Twitter posts Q4 revenues of $1.01 billion

Twitter has posted quarterly revenues of more than $1bn for the first time. It reported revenues of $1.01bn for Q4 2019 earlier today, beating analysts’ estimates of $997n. Net income for the quarter came in at $119m, while monetiseable daily active users (mDAUs) – Twitter’s own metric – were up 21 per cent at 152m. Total revenues for 2019 were $3.46bn, a 14 per cent year-on-year increase.

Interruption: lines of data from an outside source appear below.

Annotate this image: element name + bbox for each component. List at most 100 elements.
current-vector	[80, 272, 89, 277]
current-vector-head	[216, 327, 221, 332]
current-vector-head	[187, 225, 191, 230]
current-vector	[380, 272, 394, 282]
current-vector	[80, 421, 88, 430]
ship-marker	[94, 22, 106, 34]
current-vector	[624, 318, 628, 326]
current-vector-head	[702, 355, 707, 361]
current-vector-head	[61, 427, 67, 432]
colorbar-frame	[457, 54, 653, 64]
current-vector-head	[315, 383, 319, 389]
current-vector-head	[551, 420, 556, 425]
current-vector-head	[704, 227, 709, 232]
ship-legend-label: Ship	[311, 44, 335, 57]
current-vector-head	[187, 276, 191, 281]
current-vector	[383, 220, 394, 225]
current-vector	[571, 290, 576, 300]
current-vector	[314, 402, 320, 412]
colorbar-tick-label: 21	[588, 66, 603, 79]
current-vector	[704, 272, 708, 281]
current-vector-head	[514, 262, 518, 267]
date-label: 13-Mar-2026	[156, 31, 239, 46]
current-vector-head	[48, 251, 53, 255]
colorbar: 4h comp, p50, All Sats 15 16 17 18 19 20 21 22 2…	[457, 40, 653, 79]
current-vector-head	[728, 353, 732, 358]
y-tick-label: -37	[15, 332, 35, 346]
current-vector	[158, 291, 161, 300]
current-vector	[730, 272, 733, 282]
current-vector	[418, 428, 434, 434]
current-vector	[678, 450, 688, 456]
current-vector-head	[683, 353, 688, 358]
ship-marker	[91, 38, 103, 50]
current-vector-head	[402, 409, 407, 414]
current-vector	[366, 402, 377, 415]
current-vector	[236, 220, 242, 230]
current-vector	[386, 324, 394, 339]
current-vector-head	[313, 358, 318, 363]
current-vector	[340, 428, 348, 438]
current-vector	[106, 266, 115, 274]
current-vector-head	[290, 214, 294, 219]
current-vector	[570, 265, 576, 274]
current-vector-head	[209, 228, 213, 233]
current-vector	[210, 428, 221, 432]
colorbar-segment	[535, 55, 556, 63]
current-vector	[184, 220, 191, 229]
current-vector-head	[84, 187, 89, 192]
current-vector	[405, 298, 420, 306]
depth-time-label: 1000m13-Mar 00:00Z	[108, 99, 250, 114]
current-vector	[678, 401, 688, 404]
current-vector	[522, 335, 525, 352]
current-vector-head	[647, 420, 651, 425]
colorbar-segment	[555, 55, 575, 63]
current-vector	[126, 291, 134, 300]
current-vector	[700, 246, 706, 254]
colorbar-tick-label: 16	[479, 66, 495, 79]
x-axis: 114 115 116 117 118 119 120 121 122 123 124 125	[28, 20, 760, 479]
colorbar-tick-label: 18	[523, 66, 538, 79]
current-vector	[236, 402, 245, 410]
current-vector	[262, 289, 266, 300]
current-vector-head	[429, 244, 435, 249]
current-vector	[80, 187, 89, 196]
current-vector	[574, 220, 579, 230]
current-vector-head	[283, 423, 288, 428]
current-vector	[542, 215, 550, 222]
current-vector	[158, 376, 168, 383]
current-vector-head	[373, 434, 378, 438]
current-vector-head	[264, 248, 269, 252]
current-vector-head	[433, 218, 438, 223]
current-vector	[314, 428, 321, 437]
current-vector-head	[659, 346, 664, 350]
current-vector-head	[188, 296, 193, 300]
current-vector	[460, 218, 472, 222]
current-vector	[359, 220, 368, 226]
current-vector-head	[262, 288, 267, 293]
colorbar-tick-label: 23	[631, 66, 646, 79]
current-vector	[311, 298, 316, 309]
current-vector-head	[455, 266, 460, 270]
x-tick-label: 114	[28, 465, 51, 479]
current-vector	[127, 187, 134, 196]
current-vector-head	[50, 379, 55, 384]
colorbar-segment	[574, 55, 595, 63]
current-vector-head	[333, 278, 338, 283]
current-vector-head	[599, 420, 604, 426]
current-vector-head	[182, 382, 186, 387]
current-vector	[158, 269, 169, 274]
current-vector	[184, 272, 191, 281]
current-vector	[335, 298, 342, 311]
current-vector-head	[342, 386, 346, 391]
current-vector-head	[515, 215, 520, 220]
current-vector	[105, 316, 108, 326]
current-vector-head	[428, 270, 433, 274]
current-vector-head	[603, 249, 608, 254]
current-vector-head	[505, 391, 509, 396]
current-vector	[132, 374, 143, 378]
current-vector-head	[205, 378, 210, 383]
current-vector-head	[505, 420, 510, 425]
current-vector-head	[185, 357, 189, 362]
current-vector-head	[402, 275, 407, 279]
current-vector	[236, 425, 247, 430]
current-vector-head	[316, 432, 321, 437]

Twitter CEO Jack Dorsey said 2019 was a great year for Twitter. “Our work to increase relevance and ease of use delivered 21 per cent mDAU growth in Q4, with more than half of the 26m mDAU added in 2019 directly driven by product improvements,” Dorsey said. “Entering 2020, we are building on our momentum – learning faster, prioritizing better, shipping more and hiring remarkable talent. All of which put us in a stronger position as we address the challenges and opportunities ahead.”

“We reached a new milestone in Q4 with quarterly revenue in excess of $1 billion, reflecting steady progress on revenue product and solid performance across most major geographies, with particular strength in US advertising,” said Twitter CFO, Ned Segal. “We continue to see tremendous opportunity to get the whole world to use Twitter and provide a more personalized experience across both organic and promoted content, delivering increasing value for both consumers and advertisers.”

Socialbakers CEO Yuval Ben-Itzhak said the results showed that Twitter’s “noble efforts” to stop hate speech and tackle digital pollution have started paying dividends.

“The platform’s improved overall health, coupled with its investment in new, engaging ad formats and easy-to-search Topics have helped it not only grow revenue, but also expand its monetisable user base by 21 per cent year-on-year,” he said. “2020 has the potential to be a good year for Twitter. It’s still the platform on which real-time news updates are shared first. With its focus on event driven live and on-demand video, Twitter remains a powerful platform for media publishers overall.

“Despite not being able to capitalise on political ad spend, Twitter is where the conversation happens around politics and world events. With the US presidential elections and the Olympic Games coming up in 2020, Twitter is well positioned to build on its user growth and engagement this year.”

And Aaron Goldman, CMO, at marketing technology company 4C Insights, said the results showed that Twitter has become a staple of the brand marketing playbook.

“In Q4 2019 we saw advertisers invest heavily in campaigns on Twitter and total spend increased more than 70 per cent year-on-year,” said Goldman. “The festive season played its part, where brands in the retail, telecommunications, and entertainment sector led the pack.

“With high hopes across the UK for the England football team in the Euros and the Summer Olympics looming, Twitter will remain top of mind for consumers and brands alike. And unlike the open web, which relies on banners and cookies, Twitter is a closed ecosystem with native ad formats and opt-in consent. The combination of personalization and privacy presents a powerful palette for brands to connect with engaged audiences and drive performance.”

From an analyst’s perspective, eMarketer analyst Nazmul Islam said the results show that advertisers are confident in the platform’s reach despite some of the product issues earlier in the year.

“A reason for the confidence is probably continued growth of monetizable daily active users, which spiked up again in Q4,” said Islam. “Their moves to ban political ads and new manipulated media policy, which identifies fabricated/altered media, should resonate positively with users and continue the growth in engagement in the next quarter.”